Click here to watch Mr. O’Toole’s testimony.  

WASHINGTON, D.C. — Today, U.S. Senator John Barrasso (R-WY), chairman of the Senate Committee on Environment and Public Works (EPW), welcomed Pat O’Toole, president of the Family Farm Alliance, to the committee. O’Toole was testifying before the committee at a hearing titled “Improving American Economic Competitiveness through Water Resources Infrastructure.”

Barrasso introduced O’Toole to the committee prior to his testimony. “I would like to take a moment to introduce a very special friend and a long time friend, Pat O’Toole.

“I’ve had the pleasure of knowing Pat for many years now.

“He and his family are sheep and cattle ranchers in southern Wyoming along the Little Snake River.

“Pat has served as the president of the Family Farm Alliance, an organization dedicated to advocating for farmers, ranchers, and irrigation districts in Western states, since 2005.

“He has been a board member since the 1990s.

“Pat is also a fellow former member of the Wyoming State Legislature, having sat in the Wyoming House of Representatives from 1986 to 1992, after which he served as a member of the Clinton administration’s Western Water Policy Review Advisory Committee.

“I know Pat to be a tireless advocate for the agriculture community in Wyoming and a leader when it comes to Western water storage policy — he knows just how important water supply and storage is to our state’s communities.

“It is the cornerstone of our economy and everything we do in Wyoming.

“Pat, it is a privilege to welcome you as a witness before the Environment and Public Works Committee.

“And I want to thank you for traveling all the way from Wyoming to be with us today in Washington,” said Barrasso.

In his written testimony, O’Toole highlighted the fact that water is the lifeblood of America. “Without reliable and affordable water supplies, every sector of our economy would suffer – from agriculture, to manufacturing and high-tech, to local community needs.
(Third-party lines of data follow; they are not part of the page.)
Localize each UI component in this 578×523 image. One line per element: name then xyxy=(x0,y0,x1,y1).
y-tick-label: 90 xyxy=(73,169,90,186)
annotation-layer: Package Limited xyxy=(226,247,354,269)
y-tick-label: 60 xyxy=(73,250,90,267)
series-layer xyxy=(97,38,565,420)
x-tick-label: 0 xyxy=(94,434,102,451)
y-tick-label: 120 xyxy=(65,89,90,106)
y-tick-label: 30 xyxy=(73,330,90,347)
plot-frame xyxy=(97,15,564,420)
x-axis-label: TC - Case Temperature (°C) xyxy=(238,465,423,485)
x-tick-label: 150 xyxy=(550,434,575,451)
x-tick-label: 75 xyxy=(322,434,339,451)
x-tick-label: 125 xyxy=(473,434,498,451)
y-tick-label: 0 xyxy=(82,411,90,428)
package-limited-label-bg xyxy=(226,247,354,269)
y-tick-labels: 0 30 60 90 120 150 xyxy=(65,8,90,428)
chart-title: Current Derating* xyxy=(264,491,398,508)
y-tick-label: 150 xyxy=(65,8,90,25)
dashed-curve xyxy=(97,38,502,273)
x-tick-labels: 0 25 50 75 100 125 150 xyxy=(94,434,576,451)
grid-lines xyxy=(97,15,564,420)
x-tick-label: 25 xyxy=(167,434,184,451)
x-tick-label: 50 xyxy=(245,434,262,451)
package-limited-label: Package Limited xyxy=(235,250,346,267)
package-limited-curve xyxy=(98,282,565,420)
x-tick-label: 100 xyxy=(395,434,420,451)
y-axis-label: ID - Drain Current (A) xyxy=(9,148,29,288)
Food cannot be grown, businesses cannot operate, and homes and schools cannot be built or operate without water. Critical water infrastructure must be maintained and modernized to ensure the delivery of water today and for future generations,” said O’Toole.

O’Toole also emphasized the critical need for a stable water supply. O’Toole stated, “While water conservation, water efficiency, and water transfers can be important tools for addressing certain water supply challenges, these tools are limited and do not yield the quantities of water that storage facilities do. Adequate water supplies for the future require supply enhancement measures – new and expanded water storage projects - that provide long term solutions across the West.”

O’Toole concluded by stating the importance of addressing unique challenges faced by rural communities. “Extreme hydrologic events – marked by drought on one end, and floods on the other – will require everyone in the West to adopt a new paradigm, one that truly promotes wise management of this limited and valuable resource.  This new paradigm will also mean additional investment in technology, conservation and new water storage and management infrastructure in order to deal with the uncertainties that lay before us,” said O’Toole.